Seventy percent, that is, and actually more would be better.
If you know this blog, you already know that I’m talking about native
plants. People often ask how many native plants or what percentage should they
have. A study by Doug Tallamy and his team* found that at least 70% was required
and that even higher numbers are needed to keep bird populations from
declining.
The following quote is from the linked article: “As the amount of non-native plants increased in a yard, the birds were less likely to occupy and breed; for ones who did breed, they produced fewer young than birds breeding in native-dominated yards.”

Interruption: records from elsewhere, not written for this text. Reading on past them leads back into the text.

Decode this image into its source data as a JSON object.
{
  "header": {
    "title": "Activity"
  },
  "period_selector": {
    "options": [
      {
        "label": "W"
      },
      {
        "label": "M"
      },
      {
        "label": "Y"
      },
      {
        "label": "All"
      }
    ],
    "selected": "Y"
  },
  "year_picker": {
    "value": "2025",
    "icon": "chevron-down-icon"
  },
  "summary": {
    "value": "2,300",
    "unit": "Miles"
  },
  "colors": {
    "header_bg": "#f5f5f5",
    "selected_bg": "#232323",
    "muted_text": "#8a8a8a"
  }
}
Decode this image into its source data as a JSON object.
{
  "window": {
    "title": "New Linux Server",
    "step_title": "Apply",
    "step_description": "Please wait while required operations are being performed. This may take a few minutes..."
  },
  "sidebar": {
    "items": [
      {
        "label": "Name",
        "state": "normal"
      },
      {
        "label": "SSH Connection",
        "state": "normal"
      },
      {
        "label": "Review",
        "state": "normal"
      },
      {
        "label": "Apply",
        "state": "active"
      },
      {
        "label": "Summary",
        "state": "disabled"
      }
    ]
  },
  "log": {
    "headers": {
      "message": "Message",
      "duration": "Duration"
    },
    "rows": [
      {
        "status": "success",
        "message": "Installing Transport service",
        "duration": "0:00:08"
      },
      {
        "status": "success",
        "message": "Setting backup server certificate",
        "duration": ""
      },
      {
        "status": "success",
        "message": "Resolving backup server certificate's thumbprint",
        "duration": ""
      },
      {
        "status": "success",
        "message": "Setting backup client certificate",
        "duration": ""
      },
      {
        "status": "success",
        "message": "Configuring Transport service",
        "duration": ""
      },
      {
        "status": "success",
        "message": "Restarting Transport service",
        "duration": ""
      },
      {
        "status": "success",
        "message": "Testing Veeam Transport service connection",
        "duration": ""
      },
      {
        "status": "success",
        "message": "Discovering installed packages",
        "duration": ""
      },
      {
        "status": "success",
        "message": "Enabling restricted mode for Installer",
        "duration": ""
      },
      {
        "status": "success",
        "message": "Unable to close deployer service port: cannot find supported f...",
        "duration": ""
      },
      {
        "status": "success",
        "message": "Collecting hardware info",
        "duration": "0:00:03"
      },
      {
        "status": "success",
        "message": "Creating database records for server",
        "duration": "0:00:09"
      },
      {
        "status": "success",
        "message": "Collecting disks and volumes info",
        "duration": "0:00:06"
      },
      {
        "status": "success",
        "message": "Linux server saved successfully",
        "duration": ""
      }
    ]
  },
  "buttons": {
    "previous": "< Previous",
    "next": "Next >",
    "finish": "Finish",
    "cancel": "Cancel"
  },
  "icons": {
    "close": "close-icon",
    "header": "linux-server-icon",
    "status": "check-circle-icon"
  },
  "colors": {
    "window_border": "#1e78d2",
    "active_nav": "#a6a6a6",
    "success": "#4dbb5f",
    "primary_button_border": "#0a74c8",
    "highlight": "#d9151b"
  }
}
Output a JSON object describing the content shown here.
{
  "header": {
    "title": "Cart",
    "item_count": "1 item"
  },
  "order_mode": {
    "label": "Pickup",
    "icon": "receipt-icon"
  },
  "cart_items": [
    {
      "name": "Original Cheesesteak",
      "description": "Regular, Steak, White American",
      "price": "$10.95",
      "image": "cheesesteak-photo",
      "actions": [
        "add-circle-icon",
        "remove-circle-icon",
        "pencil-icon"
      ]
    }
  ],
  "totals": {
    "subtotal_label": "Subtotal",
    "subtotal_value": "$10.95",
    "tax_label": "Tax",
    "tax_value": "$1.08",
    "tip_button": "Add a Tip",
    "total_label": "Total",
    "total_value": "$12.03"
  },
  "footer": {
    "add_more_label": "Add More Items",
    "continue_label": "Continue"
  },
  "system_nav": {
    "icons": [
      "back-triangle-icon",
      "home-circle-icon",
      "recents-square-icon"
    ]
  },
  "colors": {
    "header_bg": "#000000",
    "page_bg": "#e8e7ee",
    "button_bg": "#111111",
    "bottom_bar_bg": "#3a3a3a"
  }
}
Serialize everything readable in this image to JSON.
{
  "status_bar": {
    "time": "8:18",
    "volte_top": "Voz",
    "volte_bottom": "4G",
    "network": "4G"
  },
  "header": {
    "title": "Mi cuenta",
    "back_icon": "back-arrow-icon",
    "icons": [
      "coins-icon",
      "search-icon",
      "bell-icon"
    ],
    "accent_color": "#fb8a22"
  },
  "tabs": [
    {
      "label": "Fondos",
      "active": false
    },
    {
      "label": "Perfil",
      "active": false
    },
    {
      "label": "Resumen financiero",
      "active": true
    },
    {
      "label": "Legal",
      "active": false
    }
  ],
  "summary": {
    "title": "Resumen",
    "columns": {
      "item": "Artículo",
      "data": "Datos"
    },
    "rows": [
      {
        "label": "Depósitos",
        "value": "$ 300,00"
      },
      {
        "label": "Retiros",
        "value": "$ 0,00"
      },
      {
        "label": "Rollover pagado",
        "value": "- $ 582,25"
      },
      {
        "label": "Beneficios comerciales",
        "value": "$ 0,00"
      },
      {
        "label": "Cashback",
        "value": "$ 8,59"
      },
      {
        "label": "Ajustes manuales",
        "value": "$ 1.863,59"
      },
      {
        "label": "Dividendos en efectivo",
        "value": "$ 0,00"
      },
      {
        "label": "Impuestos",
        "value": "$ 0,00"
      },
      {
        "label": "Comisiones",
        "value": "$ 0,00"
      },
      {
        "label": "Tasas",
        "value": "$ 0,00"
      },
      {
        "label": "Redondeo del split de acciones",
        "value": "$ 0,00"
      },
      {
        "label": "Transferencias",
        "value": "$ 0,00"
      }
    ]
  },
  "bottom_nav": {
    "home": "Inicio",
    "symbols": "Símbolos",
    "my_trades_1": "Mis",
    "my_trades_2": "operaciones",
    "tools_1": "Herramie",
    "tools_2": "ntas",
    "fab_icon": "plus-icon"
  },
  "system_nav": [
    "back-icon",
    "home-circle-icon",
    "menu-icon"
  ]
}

If you’d like to have birds in your yard, or if you’d like
to support birds in general, having keystone native plants and a diversity of them is important. Here is a list of keystone plants; you may already have some.
Don’t feel like this is an unreachable number or a huge task. If you have native
oak and maple trees in your yard, they are likely contributing in a big way to
your total biomass. The number one opportunity for improvement is usually reducing the
lawn. My early January post gave some ideas for working through this bit by bit.
This quote from the Science Daily article that I
linked in the first paragraph is particularly insightful:
"The important lesson is that use of non-native plants in landscaping has a 'trickle-up' effect," said Doug Levey, a biological sciences program director at NSF. "Those attractive, non-native plants just provide less food at the base of the food chain and thus support fewer birds than native plants."
Hummingbird on purple coneflower by Gena Flanigen |
* Study details: Narango, Desirée L., Douglas W.
Tallamy, and Peter P. Marra. Desirée. 2018. Nonnative plants reduce
population growth of an insectivorous bird. Proceedings of the National Academy
of Sciences of the United States of America.
Both winterberry holly and serviceberry are at the Monastery here in Rockdale County in Georgia if anyone wants to see how lovely they look in a landscape.